Emergent behaviors are a defining feature of complex systems, yet their quantitative characterization remains an open challenge, as traditional classifications rely mainly on visual inspection of spatio-temporal patterns. In this Letter, we propose using the Mean Information Gain (MIG) as a metric to quantify emergence in Agent-Based Models. The MIG is a conditional entropy-based metric that quantifies the lack of information about other elements in a structure given certain known properties. We apply it to a multi-agent biased random walk that reproduces Wolfram's four behavioral classes and show that MIG differentiates these behaviors. This metric reconnects the analysis of emergent behaviors with the classical notions of order, disorder, and entropy, thereby enabling the quantitative classification of regimes as convergent, periodic, complex, and chaotic. This approach overcomes the ambiguity of qualitative inspection near regime boundaries, particularly in large systems, and provides a compact, extensible framework for identifying and comparing emergent behaviors in complex systems.

Paper Structure

This paper contains 2 equations, 4 figures.

Figures (4)

  • Figure 1: Illustration of agent perception and movement based on the vision and superposition parameters.

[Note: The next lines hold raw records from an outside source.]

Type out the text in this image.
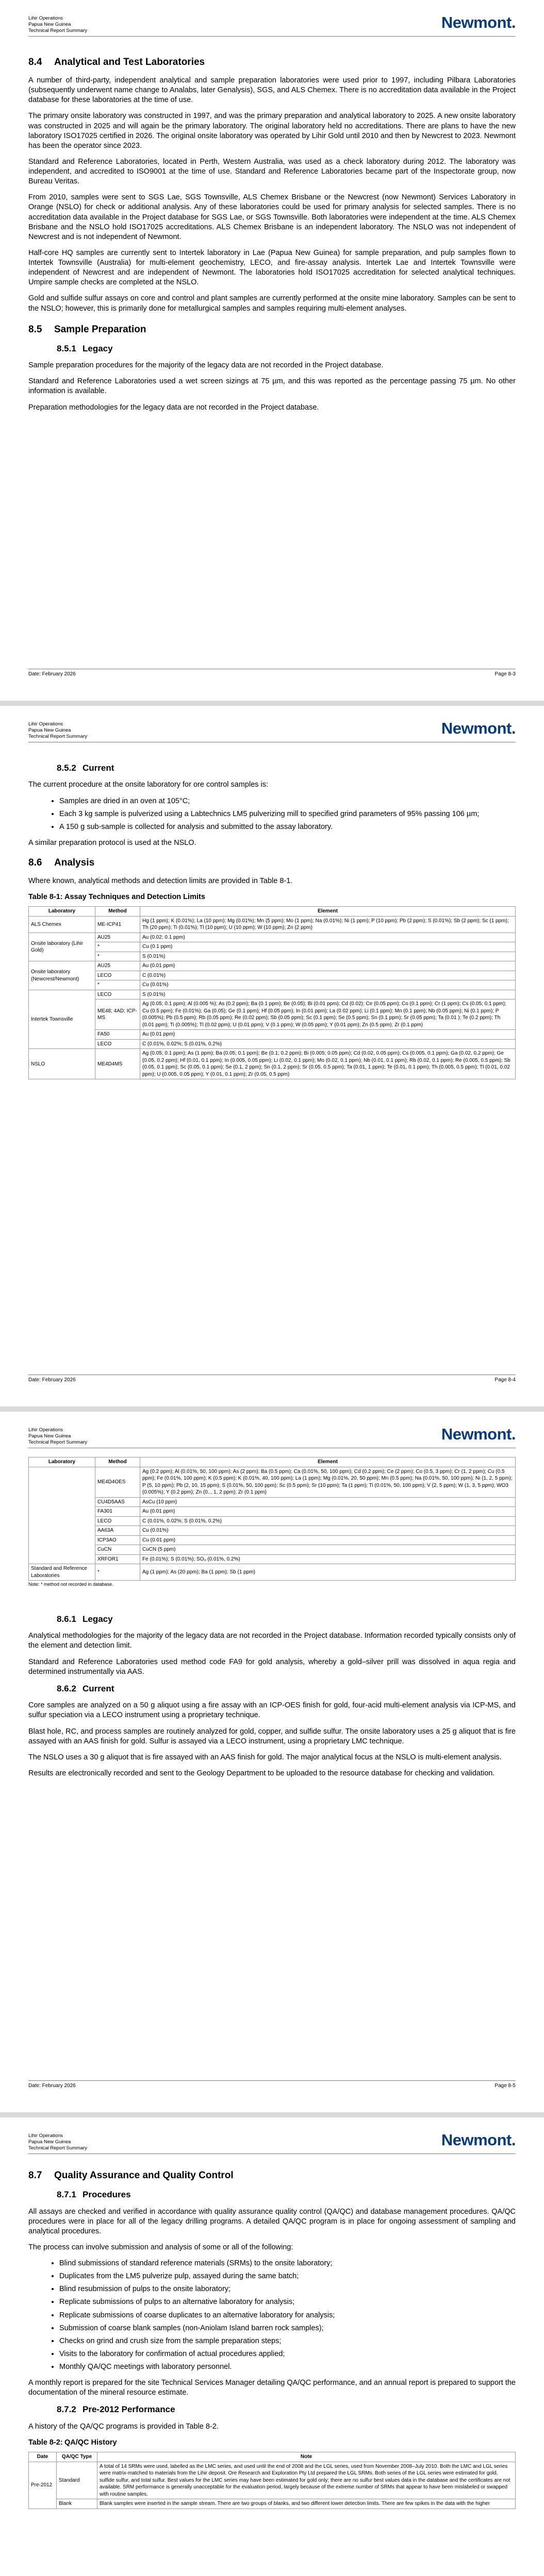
Lihir Operations
Papua New Guinea
Technical Report Summary	Newmont.
8.4 Analytical and Test Laboratories

A number of third-party, independent analytical and sample preparation laboratories were used prior to 1997, including Pilbara Laboratories (subsequently underwent name change to Analabs, later Genalysis), SGS, and ALS Chemex. There is no accreditation data available in the Project database for these laboratories at the time of use.

The primary onsite laboratory was constructed in 1997, and was the primary preparation and analytical laboratory to 2025. A new onsite laboratory was constructed in 2025 and will again be the primary laboratory. The original laboratory held no accreditations. There are plans to have the new laboratory ISO17025 certified in 2026. The original onsite laboratory was operated by Lihir Gold until 2010 and then by Newcrest to 2023. Newmont has been the operator since 2023.

Standard and Reference Laboratories, located in Perth, Western Australia, was used as a check laboratory during 2012. The laboratory was independent, and accredited to ISO9001 at the time of use. Standard and Reference Laboratories became part of the Inspectorate group, now Bureau Veritas.

From 2010, samples were sent to SGS Lae, SGS Townsville, ALS Chemex Brisbane or the Newcrest (now Newmont) Services Laboratory in Orange (NSLO) for check or additional analysis. Any of these laboratories could be used for primary analysis for selected samples. There is no accreditation data available in the Project database for SGS Lae, or SGS Townsville. Both laboratories were independent at the time. ALS Chemex Brisbane and the NSLO hold ISO17025 accreditations. ALS Chemex Brisbane is an independent laboratory. The NSLO was not independent of Newcrest and is not independent of Newmont.

Half-core HQ samples are currently sent to Intertek laboratory in Lae (Papua New Guinea) for sample preparation, and pulp samples flown to Intertek Townsville (Australia) for multi-element geochemistry, LECO, and fire-assay analysis. Intertek Lae and Intertek Townsville were independent of Newcrest and are independent of Newmont. The laboratories hold ISO17025 accreditation for selected analytical techniques. Umpire sample checks are completed at the NSLO.

Gold and sulfide sulfur assays on core and control and plant samples are currently performed at the onsite mine laboratory. Samples can be sent to the NSLO; however, this is primarily done for metallurgical samples and samples requiring multi-element analyses.

8.5 Sample Preparation
8.5.1 Legacy

Sample preparation procedures for the majority of the legacy data are not recorded in the Project database.

Standard and Reference Laboratories used a wet screen sizings at 75 µm, and this was reported as the percentage passing 75 µm. No other information is available.

Preparation methodologies for the legacy data are not recorded in the Project database.

Date: February 2026	Page 8-3
Lihir Operations
Papua New Guinea
Technical Report Summary	Newmont.
8.5.2 Current

The current procedure at the onsite laboratory for ore control samples is:

• Samples are dried in an oven at 105°C;
• Each 3 kg sample is pulverized using a Labtechnics LM5 pulverizing mill to specified grind parameters of 95% passing 106 µm;
• A 150 g sub-sample is collected for analysis and submitted to the assay laboratory.

A similar preparation protocol is used at the NSLO.

8.6 Analysis

Where known, analytical methods and detection limits are provided in Table 8-1.

Table 8-1: Assay Techniques and Detection Limits
Laboratory	Method	Element
ALS Chemex	ME-ICP41	Hg (1 ppm); K (0.01%); La (10 ppm); Mg (0.01%); Mn (5 ppm); Mo (1 ppm); Na (0.01%); Ni (1 ppm); P (10 ppm); Pb (2 ppm); S (0.01%); Sb (2 ppm); Sc (1 ppm); Th (20 ppm); Ti (0.01%); Tl (10 ppm); U (10 ppm); W (10 ppm); Zn (2 ppm)
Onsite laboratory (Lihir Gold)	AU25	Au (0.02; 0.1 ppm)
	*	Cu (0.1 ppm)
	*	S (0.01%)
Onsite laboratory (Newcrest/Newmont)	AU25	Au (0.01 ppm)
	LECO	C (0.01%)
	*	Cu (0.01%)
Intertek Townsville	LECO	S (0.01%)
	ME48; 4AD; ICP-MS	Ag (0.05; 0.1 ppm); Al (0.005 %); As (0.2 ppm); Ba (0.1 ppm); Be (0.05); Bi (0.01 ppm); Cd (0.02); Ce (0.05 ppm); Co (0.1 ppm); Cr (1 ppm); Cs (0.05; 0.1 ppm); Cu (0.5 ppm); Fe (0.01%); Ga (0.05); Ge (0.1 ppm); Hf (0.05 ppm); In (0.01 ppm); La (0.02 ppm); Li (0.1 ppm); Mn (0.1 ppm); Nb (0.05 ppm); Ni (0.1 ppm); P (0.005%); Pb (0.5 ppm); Rb (0.05 ppm); Re (0.02 ppm); Sb (0.05 ppm); Sc (0.1 ppm); Se (0.5 ppm); Sn (0.1 ppm); Sr (0.05 ppm); Ta (0.01 ); Te (0.2 ppm); Th (0.01 ppm); Ti (0.005%); Tl (0.02 ppm); U (0.01 ppm); V (0.1 ppm); W (0.05 ppm); Y (0.01 ppm); Zn (0.5 ppm); Zr (0.1 ppm)
	FA50	Au (0.01 ppm)
	LECO	C (0.01%, 0.02%; S (0.01%, 0.2%)
NSLO	ME4D4MS	Ag (0.05; 0.1 ppm); As (1 ppm); Ba (0.05; 0.1 ppm); Be (0.1; 0.2 ppm); Bi (0.005; 0.05 ppm); Cd (0.02, 0.05 ppm); Cs (0.005, 0.1 ppm); Ga (0.02, 0.2 ppm); Ge (0.05, 0.2 ppm); Hf (0.01, 0.1 ppm); In (0.005, 0.05 ppm); Li (0.02, 0.1 ppm); Mo (0.02, 0.1 ppm); Nb (0.01, 0.1 ppm); Rb (0.02, 0.1 ppm); Re (0.005, 0.5 ppm); Sb (0.05, 0.1 ppm); Sc (0.05, 0.1 ppm); Se (0.1, 2 ppm); Sn (0.1, 2 ppm); Sr (0.05, 0.5 ppm); Ta (0.01, 1 ppm); Te (0.01, 0.1 ppm); Th (0.005, 0.5 ppm); Tl (0.01, 0.02 ppm); U (0.005, 0.05 ppm); Y (0.01, 0.1 ppm); Zr (0.05, 0.5 ppm)
Date: February 2026	Page 8-4
Lihir Operations
Papua New Guinea
Technical Report Summary	Newmont.
Laboratory	Method	Element
	ME4D4OES	Ag (0.2 ppm); Al (0.01%, 50, 100 ppm); As (2 ppm); Ba (0.5 ppm); Ca (0.01%, 50, 100 ppm); Cd (0.2 ppm); Ce (2 ppm); Co (0.5, 3 ppm); Cr (1, 2 ppm); Cu (0.5 ppm); Fe (0.01%, 100 ppm); K (0.5 ppm); K (0.01%, 40, 100 ppm); La (1 ppm); Mg (0.01%, 20, 50 ppm); Mn (0.5 ppm); Na (0.01%, 50, 100 ppm); Ni (1, 2, 5 ppm); P (5, 10 ppm); Pb (2, 10, 15 ppm); S (0.01%, 50, 100 ppm); Sc (0.5 ppm); Sr (10 ppm); Ta (1 ppm); Ti (0.01%, 50, 100 ppm); V (2, 5 ppm); W (1, 3, 5 ppm); WO3 (0.005%); Y (0.2 ppm); Zn (0.., 1, 2 ppm); Zr (0.1 ppm)
	CU4D5AAS	AsCu (10 ppm)
	FA301	Au (0.01 ppm)
	LECO	C (0.01%, 0.02%; S (0.01%, 0.2%)
	AA63A	Cu (0.01%)
	ICP3AO	Cu (0.01 ppm)
	CuCN	CuCN (5 ppm)
	XRFOR1	Fe (0.01%); S (0.01%); SO₃ (0.01%, 0.2%)
Standard and Reference Laboratories	*	Ag (1 ppm); As (20 ppm); Ba (1 ppm); Sb (1 ppm)
Note: * method not recorded in database.
8.6.1 Legacy

Analytical methodologies for the majority of the legacy data are not recorded in the Project database. Information recorded typically consists only of the element and detection limit.

Standard and Reference Laboratories used method code FA9 for gold analysis, whereby a gold–silver prill was dissolved in aqua regia and determined instrumentally via AAS.

8.6.2 Current

Core samples are analyzed on a 50 g aliquot using a fire assay with an ICP-OES finish for gold, four-acid multi-element analysis via ICP-MS, and sulfur speciation via a LECO instrument using a proprietary technique.

Blast hole, RC, and process samples are routinely analyzed for gold, copper, and sulfide sulfur. The onsite laboratory uses a 25 g aliquot that is fire assayed with an AAS finish for gold. Sulfur is assayed via a LECO instrument, using a proprietary LMC technique.

The NSLO uses a 30 g aliquot that is fire assayed with an AAS finish for gold. The major analytical focus at the NSLO is multi-element analysis.

Results are electronically recorded and sent to the Geology Department to be uploaded to the resource database for checking and validation.

Date: February 2026	Page 8-5
Lihir Operations
Papua New Guinea
Technical Report Summary	Newmont.
8.7 Quality Assurance and Quality Control
8.7.1 Procedures

All assays are checked and verified in accordance with quality assurance quality control (QA/QC) and database management procedures. QA/QC procedures were in place for all of the legacy drilling programs. A detailed QA/QC program is in place for ongoing assessment of sampling and analytical procedures.

The process can involve submission and analysis of some or all of the following:

• Blind submissions of standard reference materials (SRMs) to the onsite laboratory;
• Duplicates from the LM5 pulverize pulp, assayed during the same batch;
• Blind resubmission of pulps to the onsite laboratory;
• Replicate submissions of pulps to an alternative laboratory for analysis;
• Replicate submissions of coarse duplicates to an alternative laboratory for analysis;
• Submission of coarse blank samples (non-Aniolam Island barren rock samples);
• Checks on grind and crush size from the sample preparation steps;
• Visits to the laboratory for confirmation of actual procedures applied;
• Monthly QA/QC meetings with laboratory personnel.

A monthly report is prepared for the site Technical Services Manager detailing QA/QC performance, and an annual report is prepared to support the documentation of the mineral resource estimate.

8.7.2 Pre-2012 Performance

A history of the QA/QC programs is provided in Table 8-2.

Table 8-2: QA/QC History
Date	QA/QC Type	Note
Pre-2012	Standard	A total of 14 SRMs were used, labelled as the LMC series, and used until the end of 2008 and the LGL series, used from November 2008–July 2010. Both the LMC and LGL series were matrix-matched to materials from the Lihir deposit. Ore Research and Exploration Pty Ltd prepared the LGL SRMs. Both series of the LGL series were estimated for gold, sulfide sulfur, and total sulfur. Best values for the LMC series may have been estimated for gold only; there are no sulfur best values data in the database and the certificates are not available. SRM performance is generally unacceptable for the evaluation period, largely because of the extreme number of SRMs that appear to have been mislabeled or swapped with routine samples.
	Blank	Blank samples were inserted in the sample stream. There are two groups of blanks, and two different lower detection limits. There are few spikes in the data with the higher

The green cells define the orthogonal vision range, while the blue cells correspond to the Von Neumann neighborhood. In this example, agent i has orthogonal vision and selects agent j as its target. If superposition is enabled, agent i takes one step in j direction and moves directly onto agent k's cell, as indicated by the orange arrow. If superposition is disabled, agent i moves to the nearest available cell in the direction of agent j, as indicated by the green arrow.
  • Figure 2: Emergent phenomena for each system configuration. (a) Convergent regime: Initially oscillates in one direction until it converges in the border. (b) Periodic regime: Quickly converges into oscillating clusters, in some cases they all converge to only one. (c) Complex regime: Present a close-to-chaotic behavior but agents tend to move together. (d) Chaotic regime: Does not present any recognizable pattern.
  • Figure 3: MIG per direction, averaged over time and across all repetitions, for each behavioral regime. Convergent: $G_{up}=0.1181 \pm 0.0024$, $G_{down}=0.1182 \pm 0.0025$, $G_{right}=0.1180 \pm 0.0040$, $G_{left}=0.1220 \pm 0.0040$; Periodic: $G_{up}=0.14 \pm 0.04$, $G_{down}=0.14 \pm 0.04$, $G_{right}=0.13 \pm 0.04$, $G_{left}=0.13 \pm 0.04$; Complex: $G_{up}=0.928 \pm 0.005$, $G_{down}=0.928 \pm 0.005$, $G_{right}=0.928 \pm 0.006$, $G_{left}=0.928 \pm 0.006$; Chaotic: $G_{up}=0.9776 \pm 0.0025$, $G_{down}=0.9776 \pm 0.0025$, $G_{right}=0.9775 \pm 0.0025$, $G_{left}=0.9775 \pm 0.0025$.
  • Figure 4: Trajectory of agent's average position in the complex (left) and chaotic (right) regimes, from initial (green) to final (orange) position. In the complex regime, the system behaves like a coordinated macro agent performing a two dimensional random walk, exploring the available space. In contrast, the chaotic regime lacks collective coordination and remains localized near its starting point, without a clear spatial trend.